Ext.define('MA.controller.Win', {
extend: 'Ext.app.Controller' ,

views: ['Win'] ,

init: function () {
var myVar = 0;
this.control ({
'mawin' : {
show : function () { myVar++; }
} ,
'mawin > button': {
click: function (button) {
alert(myVar);
}
}
});
}
});

Ext.application({
controllers: ['Win'],
name: 'MA',
launch: function() {
for (var i = 0 ; i < 5 ; i++) {
var win = Ext.widget('mawin', {
id: 'win-' + i,
title: 'Sample ' + i
});

win.showAt(i * 50, i * 50);
}
}
});
});


As you can see, the result displayed will always '5' instead of '0', '1', ...
How can I setup unshared variables?

Cyaz

PS: thanks for your explanation!

skirtle
4 Sep 2011, 9:47 AM
Here are a couple of ways you could do it:


init: function () {
var myVar = 0;

this.control({
'mawin': {
show: function(win) {
win.myVar = myVar++;
}
} ,
'mawin > button': {
click: function(button) {
alert(button.up('window').myVar);
}
}
});
}


init: function () {
var myVar = 0;
var map = {};

this.control({
'mawin': {
show: function(win) {
map[win.getId()] = myVar++;
}
} ,
'mawin > button': {
click: function(button) {
alert(map[button.up('window').getId()]);
}
}
});
}

mitchellsimoens
5 Sep 2011, 7:17 AM
@Wilky. Mitchell's code was just an example, you need to iron out the kinks yourself. Looks to me like it's missing this.callParent(). I'm not convinced it will solve your problem though.

I'm confused by your original code. Firstly, it isn't syntactically valid, the closing brace and parenthetical for the call to this.control are missing. Secondly, as far as I can tell the variable win is the button, not the window, so it alerts the button id. Taking both of these factors into account I'm left wondering whether the code you've posted is actually the same code that's running in your browser?

Could you come up with a complete, minimal test case for your problem? Something we can drop into a skeleton project and just see run?

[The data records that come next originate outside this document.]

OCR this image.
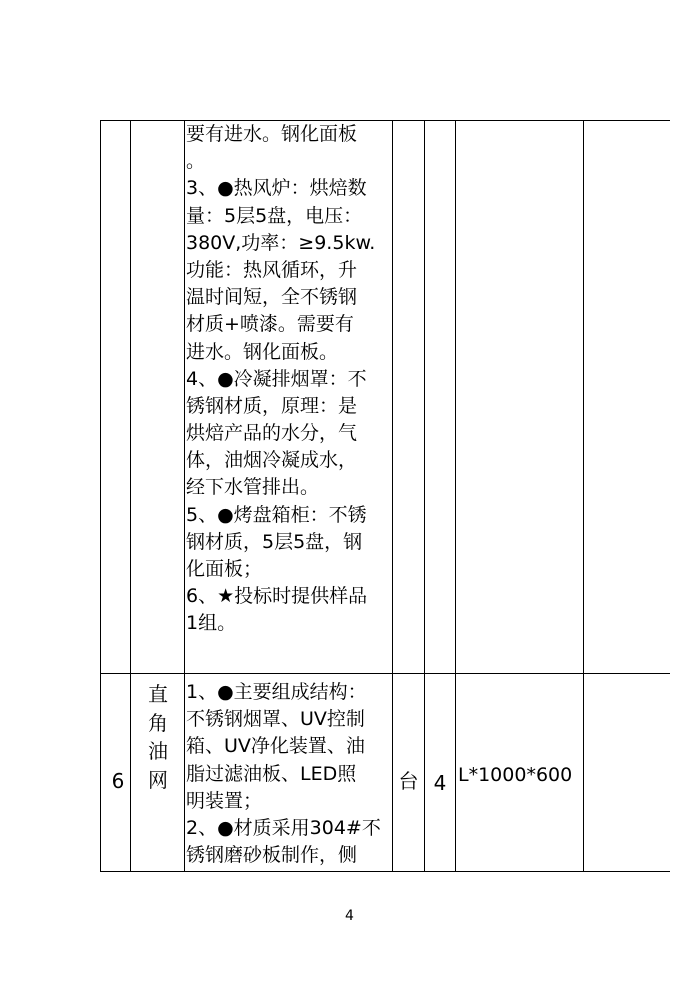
要有进水。钢化面板
。
3、●热风炉：烘焙数
量：5层5盘，电压：
380V,功率：≥9.5kw.
功能：热风循环，升
温时间短，全不锈钢
材质+喷漆。需要有
进水。钢化面板。
4、●冷凝排烟罩：不
锈钢材质，原理：是
烘焙产品的水分，气
体，油烟冷凝成水，
经下水管排出。
5、●烤盘箱柜：不锈
钢材质，5层5盘，钢
化面板；
6、★投标时提供样品
1组。
6
直
角
油
网
1、●主要组成结构：
不锈钢烟罩、UV控制
箱、UV净化装置、油
脂过滤油板、LED照
明装置；
2、●材质采用304#不
锈钢磨砂板制作，侧
台 4 L*1000*600
4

It was missing a callParent call so I fixed the code so no one who looks at it gets lost.


@mitchellsimoens. As of ExtJS 4, defining items or toolbars on the prototype using xtypes does seem to work. Obviously if you put an instantiated component on the prototype it'll all go boom but an xtype config should share fine. It would go horribly wrong if a component modified its config object but there seems to have been a concerted effort to ensure components don't do that any more. Most of the time I still use the pattern you've described here but it is nice to have the option.

The Object will probably just get transformed from a simple Object (with xtype and other configs) to an actual Component Object so that Object will still get shared. You're saying that Ext JS 3 created a new Object and everything worked fine but in Ext JS 4 the behavior is not the same?

Wilky
5 Sep 2011, 9:13 AM
That works!
Thank you a lot, Skirtle ;)

skirtle
5 Sep 2011, 3:55 PM
The Object will probably just get transformed from a simple Object (with xtype and other configs) to an actual Component Object so that Object will still get shared. You're saying that Ext JS 3 created a new Object and everything worked fine but in Ext JS 4 the behavior is not the same?

It has changed but ExtJS 4 is better.

The array of xtype config objects will be on the prototype for the class. When each instance is created it will read the items property from this and use it to create a mixed collection of components. This mixed collection is then saved in the items property of the instance, which will hide the items property on the prototype but not modify it.

As a result, everything works fine.

There's no reason this couldn't have worked in ExtJS 3 but there was one critical line that screwed it up.

Specifying child items on the prototype in this way strikes me as quite a nice use for xtypes. It isn't always applicable though, if for example you need a reference to this to pass to the child item then you have to go back to using initComponent.